Ombre dal passato remoto, ombre del passato prossimo: la Guardia di Finanza e i tecnici di Bankitalia hanno cercato, ieri, nella sede della Sparkasse di Bolzano, documenti che proverebbero il ritorno in Italia, dopo essere state riciclate, di somme di denaro trasferite nel 2016 dalla Lega all’estero.

Un investimento di 3 milioni di euro

Granducato del Lussemburgo: questo sarebbe il Paese nel quale il Carroccio avrebbe esportato denaro nel 2016 a seguito di rimborsi elettorali che il partito avrebbe percepito dal Parlamento. Denaro, quello, che sarebbe stato spostato al fine di metterlo al riparo da possibili sequestri.

E la Sparkasse, la Cassa di risparmio altoatesina, secondo l’ipotesi degli inquirenti, avrebbe appunto avuto un ruolo centrale in questa transazione: attraverso essa avrebbe infatti avuto luogo un investimento di 3 milioni di euro in Lussemburgo. Capitale che poi, sempre mediante la Sparkasse, sarebbe tornato in Italia e che sarebbe collegato in qualche modo ad esponenti della Lega, partito ora al governo. Operazioni, queste, sospette, le quali appunto hanno fatto scattare tutta una serie di controlli, nel corso della giornata di ieri, da parte delle Fiamme Gialle e dei funzionari della Banca d’Italia.

Le verifiche

Era stata una fiduciaria lussemburghese, nei mesi scorsi, a segnalare questa transazione anomala avvenuta nella Cassa di risparmio bolzanese (quella di ‘ritorno’, per la precisione) alla Banca d’Italia, la quale ha inviato la segnalazione alla procura di Genova, che a sua volta ha incaricato la Gdf di avviare i relativi controlli sulla liceità di questo flusso di denaro formulando, nel frattempo, un’ipotesi di reato contro ignoti di riciclaggio.

I controlli, oltre che nell’istituto bancario di Bolzano, sono avvenuti anche a Milano e a Collecchio (Parma).

Il ‘tesoro’ della Lega

L’intento finale degli inquirenti è di comprendere se quei 3 milioni tornati nel Paese siano parte di quei 48 in rimborsi elettorali percepiti dalla Lega tra il 2008 ed il 2010, a causa dei quali sono stati condannati in primo grado per truffa l’allora segretario federale del Carroccio Umberto Bossi ed il tesoriere Francesco Belsito.

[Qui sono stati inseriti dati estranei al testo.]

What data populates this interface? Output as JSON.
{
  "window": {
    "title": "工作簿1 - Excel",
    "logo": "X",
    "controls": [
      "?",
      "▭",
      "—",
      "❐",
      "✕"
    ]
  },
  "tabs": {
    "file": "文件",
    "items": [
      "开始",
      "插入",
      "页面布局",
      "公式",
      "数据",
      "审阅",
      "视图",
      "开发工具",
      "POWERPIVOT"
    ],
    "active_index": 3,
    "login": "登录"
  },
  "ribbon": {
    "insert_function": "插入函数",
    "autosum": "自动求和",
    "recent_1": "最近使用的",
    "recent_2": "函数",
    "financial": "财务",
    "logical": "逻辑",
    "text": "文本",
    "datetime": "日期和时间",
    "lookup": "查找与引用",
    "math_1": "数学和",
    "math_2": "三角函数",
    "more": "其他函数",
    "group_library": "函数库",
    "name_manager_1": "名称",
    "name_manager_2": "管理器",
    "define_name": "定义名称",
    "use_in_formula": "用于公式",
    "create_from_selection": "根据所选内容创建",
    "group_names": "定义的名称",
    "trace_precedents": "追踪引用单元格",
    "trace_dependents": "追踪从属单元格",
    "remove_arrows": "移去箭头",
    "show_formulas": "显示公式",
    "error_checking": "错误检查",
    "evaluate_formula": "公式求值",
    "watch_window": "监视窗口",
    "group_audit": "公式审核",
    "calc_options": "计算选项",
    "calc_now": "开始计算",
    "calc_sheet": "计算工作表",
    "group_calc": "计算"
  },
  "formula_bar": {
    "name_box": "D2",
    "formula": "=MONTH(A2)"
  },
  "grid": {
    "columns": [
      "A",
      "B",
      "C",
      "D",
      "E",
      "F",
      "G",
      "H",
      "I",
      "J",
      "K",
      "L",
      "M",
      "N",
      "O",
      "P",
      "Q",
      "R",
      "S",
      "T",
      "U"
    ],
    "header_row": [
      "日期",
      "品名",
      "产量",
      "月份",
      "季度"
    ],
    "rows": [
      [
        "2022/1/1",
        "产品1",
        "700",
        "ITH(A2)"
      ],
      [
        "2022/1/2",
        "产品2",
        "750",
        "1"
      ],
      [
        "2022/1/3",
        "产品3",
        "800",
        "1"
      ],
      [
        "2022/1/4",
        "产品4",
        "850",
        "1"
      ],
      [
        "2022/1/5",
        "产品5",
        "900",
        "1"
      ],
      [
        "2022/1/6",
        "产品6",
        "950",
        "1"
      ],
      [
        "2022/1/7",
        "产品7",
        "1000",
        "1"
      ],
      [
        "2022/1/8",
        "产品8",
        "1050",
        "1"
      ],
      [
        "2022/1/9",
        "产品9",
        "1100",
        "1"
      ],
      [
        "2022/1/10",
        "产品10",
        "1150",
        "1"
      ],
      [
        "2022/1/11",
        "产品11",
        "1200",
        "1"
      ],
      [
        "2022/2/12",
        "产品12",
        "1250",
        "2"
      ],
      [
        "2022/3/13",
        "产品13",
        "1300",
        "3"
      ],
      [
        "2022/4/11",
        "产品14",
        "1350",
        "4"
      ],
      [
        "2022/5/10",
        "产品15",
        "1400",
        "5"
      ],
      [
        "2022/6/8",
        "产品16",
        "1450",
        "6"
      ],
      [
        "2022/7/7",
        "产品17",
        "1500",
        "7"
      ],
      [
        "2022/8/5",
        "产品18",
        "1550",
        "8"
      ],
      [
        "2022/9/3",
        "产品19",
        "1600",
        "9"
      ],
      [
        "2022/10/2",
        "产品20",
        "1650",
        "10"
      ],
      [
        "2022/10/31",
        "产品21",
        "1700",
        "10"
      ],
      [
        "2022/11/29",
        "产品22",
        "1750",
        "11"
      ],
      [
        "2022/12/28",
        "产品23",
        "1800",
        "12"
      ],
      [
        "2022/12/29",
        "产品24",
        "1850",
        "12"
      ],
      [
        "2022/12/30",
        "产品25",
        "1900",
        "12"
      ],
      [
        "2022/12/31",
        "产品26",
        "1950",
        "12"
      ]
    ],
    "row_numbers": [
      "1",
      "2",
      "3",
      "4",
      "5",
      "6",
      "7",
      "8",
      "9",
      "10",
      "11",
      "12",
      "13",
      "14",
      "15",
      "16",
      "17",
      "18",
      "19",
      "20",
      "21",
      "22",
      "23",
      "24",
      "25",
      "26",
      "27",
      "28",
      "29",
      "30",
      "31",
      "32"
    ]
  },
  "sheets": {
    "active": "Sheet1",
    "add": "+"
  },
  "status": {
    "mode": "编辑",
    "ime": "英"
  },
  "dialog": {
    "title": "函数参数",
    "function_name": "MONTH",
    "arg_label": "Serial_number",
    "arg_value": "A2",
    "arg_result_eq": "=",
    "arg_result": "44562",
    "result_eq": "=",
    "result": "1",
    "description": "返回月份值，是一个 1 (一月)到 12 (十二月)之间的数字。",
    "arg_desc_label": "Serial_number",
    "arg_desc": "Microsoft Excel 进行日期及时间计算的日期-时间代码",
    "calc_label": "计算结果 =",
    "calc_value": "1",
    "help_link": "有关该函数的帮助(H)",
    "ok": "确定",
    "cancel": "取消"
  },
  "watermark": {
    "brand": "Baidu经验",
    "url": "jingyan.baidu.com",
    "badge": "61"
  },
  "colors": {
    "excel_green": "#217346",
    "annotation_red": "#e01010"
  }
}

L’intento finale degli inquirenti è di comprendere, insomma, se 45 di quei 48 milioni (a fronte dei soli 3 confiscati) siano stati effettivamente spesi per ‘attività elettorali’ - come dichiarato dai vertici leghisti - oppure se in realtà il denaro sia stato diviso, come vi è motivo di credere, tra più istituti bancari per essere successivamente ‘ripulito’ e dunque riciclato, diviso precisamente tra l’Unicredit di Vicenza; l’Aletti di Genova e di Milano; la Sparkasse di Bolzano.

Tutte movimentazioni di denaro, queste, che sarebbero avvenute, ‘materialmente’, nel corso della segreteria post-Senatùr di Roberto Maroni prima e di Matteo Salvini poi, come - dopo l’estinzione del deposito effettuato nella Cassa di Risparmio bolzanese nel 2013 (la cui somma venne investita in società e finanziarie riconducibili di nuovo al Carroccio) - quella appunto dei 3 milioni di euro che sarebbero stati spostati durante il 2016 nel Granducato di Lussemburgo.